Não houve mais jeito de fazê-la sorrir. Nem os palhaços que, semanalmente, visitavam o ambulatório a fim de levar um pouco de alegria aos pacientes, nem os inconformados pais que insistiam em comprar-lhe presentes e guloseimas, conseguiram que ela ao menos esboçasse leve sorriso. Na televisão ainda assistia, mas sem grande interesse, às estripulias do Mickey, da Pantera Cor de Rosa e de outros personagens de desenhos animados, porém sempre com o rosto sério de alguém tocado por profunda tristeza.
A psicóloga contratada, tida como especialista de larga experiência, também tentou tudo, inclusive consultando recentes obras sobre o assunto e ouvindo a opinião de outros colegas, mas tudo em vão. Parecia, mesmo, que a pequenina Vitória abdicara de sorrir.
Da mesma forma os médicos, que se esmeravam nos cuidados quanto à saúde da menina, esforçaram-se a fim de deter a crescente deterioração de suas condições físicas, na frustrada esperança de que, logrando ao menos pequena melhora, conseguirem restituir-lhe a alegria de ainda viver um pouco mais. Tudo em vão.

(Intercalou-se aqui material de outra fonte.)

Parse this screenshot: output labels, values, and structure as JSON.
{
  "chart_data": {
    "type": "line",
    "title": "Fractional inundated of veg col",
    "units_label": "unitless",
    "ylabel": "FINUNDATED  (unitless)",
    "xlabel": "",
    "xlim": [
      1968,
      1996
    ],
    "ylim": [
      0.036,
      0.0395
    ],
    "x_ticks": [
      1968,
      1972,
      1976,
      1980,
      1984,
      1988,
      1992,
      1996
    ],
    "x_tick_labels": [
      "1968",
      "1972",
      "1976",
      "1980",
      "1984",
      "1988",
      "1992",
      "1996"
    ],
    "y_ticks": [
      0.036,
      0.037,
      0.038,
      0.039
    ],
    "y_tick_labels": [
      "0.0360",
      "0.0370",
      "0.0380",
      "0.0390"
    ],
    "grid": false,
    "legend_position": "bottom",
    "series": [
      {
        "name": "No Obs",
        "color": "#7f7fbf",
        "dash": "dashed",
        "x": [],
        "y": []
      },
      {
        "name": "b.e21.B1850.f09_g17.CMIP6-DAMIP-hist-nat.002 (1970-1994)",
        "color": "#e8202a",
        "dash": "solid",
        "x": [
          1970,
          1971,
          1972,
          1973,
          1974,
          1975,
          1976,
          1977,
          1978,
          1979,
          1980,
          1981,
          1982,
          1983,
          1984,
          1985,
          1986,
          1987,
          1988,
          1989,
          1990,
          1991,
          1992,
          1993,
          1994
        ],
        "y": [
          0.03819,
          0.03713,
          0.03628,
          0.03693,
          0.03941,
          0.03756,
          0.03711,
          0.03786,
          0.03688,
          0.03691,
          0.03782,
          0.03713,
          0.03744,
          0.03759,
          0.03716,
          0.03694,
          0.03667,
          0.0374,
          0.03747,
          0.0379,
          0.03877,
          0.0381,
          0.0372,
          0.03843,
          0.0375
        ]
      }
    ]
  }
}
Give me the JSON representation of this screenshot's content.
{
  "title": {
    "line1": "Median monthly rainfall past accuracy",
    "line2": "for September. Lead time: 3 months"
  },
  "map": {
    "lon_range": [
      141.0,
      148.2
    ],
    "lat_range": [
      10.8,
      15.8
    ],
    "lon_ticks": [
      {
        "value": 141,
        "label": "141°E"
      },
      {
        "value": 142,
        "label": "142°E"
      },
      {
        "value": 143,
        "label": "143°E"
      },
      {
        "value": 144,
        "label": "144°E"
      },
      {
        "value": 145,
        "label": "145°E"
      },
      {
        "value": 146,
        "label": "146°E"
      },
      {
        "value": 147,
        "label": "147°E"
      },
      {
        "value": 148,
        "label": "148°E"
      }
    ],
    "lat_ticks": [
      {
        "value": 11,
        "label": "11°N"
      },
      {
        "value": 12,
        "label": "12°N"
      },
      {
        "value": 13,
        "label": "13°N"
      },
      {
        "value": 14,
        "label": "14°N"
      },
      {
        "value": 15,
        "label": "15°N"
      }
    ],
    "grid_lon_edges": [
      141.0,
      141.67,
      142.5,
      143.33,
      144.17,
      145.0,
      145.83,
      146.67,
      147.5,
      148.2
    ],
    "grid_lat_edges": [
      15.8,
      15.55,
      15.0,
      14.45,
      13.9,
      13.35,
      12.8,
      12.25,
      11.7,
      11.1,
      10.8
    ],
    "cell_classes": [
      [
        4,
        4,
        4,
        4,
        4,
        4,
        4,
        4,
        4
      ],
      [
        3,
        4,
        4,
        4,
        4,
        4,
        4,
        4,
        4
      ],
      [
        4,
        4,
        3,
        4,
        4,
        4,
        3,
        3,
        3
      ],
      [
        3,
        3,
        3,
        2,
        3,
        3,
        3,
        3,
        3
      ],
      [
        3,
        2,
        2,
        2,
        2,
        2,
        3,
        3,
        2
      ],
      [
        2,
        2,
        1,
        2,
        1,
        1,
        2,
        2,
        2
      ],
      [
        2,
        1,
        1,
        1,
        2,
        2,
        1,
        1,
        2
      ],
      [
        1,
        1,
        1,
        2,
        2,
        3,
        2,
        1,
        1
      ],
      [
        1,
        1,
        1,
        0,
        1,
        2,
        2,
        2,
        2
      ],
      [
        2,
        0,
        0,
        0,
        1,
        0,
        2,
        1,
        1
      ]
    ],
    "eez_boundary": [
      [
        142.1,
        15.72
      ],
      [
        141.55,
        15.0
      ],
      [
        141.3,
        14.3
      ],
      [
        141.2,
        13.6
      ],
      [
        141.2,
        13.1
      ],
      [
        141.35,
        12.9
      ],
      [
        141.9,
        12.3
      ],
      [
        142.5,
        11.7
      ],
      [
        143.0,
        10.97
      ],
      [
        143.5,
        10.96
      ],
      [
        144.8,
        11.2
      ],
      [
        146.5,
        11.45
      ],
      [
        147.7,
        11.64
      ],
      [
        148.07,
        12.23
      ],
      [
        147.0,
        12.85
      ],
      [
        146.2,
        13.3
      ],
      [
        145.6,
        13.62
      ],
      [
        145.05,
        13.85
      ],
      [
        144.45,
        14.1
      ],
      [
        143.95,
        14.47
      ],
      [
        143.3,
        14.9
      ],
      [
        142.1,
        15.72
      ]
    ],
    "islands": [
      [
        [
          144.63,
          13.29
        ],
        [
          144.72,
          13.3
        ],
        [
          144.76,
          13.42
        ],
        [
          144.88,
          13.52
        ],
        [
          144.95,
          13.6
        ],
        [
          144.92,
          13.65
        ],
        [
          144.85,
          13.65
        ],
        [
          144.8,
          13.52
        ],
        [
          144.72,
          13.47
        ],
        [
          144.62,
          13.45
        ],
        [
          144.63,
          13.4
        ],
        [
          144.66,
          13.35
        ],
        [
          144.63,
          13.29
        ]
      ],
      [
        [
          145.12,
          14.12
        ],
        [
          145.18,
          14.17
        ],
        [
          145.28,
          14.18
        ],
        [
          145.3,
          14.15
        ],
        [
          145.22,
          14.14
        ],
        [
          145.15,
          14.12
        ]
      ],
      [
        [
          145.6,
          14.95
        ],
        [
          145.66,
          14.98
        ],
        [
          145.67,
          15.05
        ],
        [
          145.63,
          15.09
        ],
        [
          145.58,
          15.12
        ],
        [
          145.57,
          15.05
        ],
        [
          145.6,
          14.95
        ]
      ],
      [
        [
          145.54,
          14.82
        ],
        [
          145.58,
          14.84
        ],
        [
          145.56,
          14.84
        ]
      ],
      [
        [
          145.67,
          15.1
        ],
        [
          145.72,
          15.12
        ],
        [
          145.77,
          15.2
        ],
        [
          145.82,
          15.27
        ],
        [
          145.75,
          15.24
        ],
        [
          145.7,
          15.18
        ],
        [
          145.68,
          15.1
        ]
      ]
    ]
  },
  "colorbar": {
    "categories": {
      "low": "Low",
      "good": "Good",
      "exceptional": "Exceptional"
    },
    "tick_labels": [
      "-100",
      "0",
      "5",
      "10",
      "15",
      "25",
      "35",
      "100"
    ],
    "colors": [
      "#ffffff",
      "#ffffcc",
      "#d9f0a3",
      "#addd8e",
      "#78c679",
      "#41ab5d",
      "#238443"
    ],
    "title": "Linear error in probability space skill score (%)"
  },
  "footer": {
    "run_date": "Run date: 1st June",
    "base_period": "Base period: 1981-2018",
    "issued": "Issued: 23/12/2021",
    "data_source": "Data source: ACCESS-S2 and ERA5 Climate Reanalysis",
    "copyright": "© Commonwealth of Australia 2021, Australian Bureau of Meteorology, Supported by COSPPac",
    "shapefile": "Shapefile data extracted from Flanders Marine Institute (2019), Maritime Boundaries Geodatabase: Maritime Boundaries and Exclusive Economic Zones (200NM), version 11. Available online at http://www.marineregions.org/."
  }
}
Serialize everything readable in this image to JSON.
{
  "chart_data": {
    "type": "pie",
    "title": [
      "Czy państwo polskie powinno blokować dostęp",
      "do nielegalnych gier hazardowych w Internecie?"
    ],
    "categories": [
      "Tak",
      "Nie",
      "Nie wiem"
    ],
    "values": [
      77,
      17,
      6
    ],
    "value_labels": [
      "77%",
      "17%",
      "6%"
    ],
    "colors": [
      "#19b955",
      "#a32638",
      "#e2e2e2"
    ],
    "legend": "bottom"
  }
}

Em seu derradeiro passeio pelo shopping, já em cadeira de rodas, Vitória ainda pôde ver os enfeites de Natal nas vitrines das lojas, em tudo transparecendo a alegria pela vinda do Salvador. Foi então que simpático Papai Noel de longas barbas brancas, percebendo a menina de rosto sério e triste que o fitava, veio até ela e, pondo-lhe delicadamente a mão na cabeça cuja peruca mal disfarçava a ausência de cabelos, disse com voz suave e bondosa: “Sabe, filha, se você pedir de coração, Papai Noel pode dar-lhe tudo...” Mais do que as palavras da psicóloga e os cuidados dos médicos, aquelas palavras resgataram sua esperança de novamente ser feliz, a ela cuja vida material se esvaia inexoravelmente.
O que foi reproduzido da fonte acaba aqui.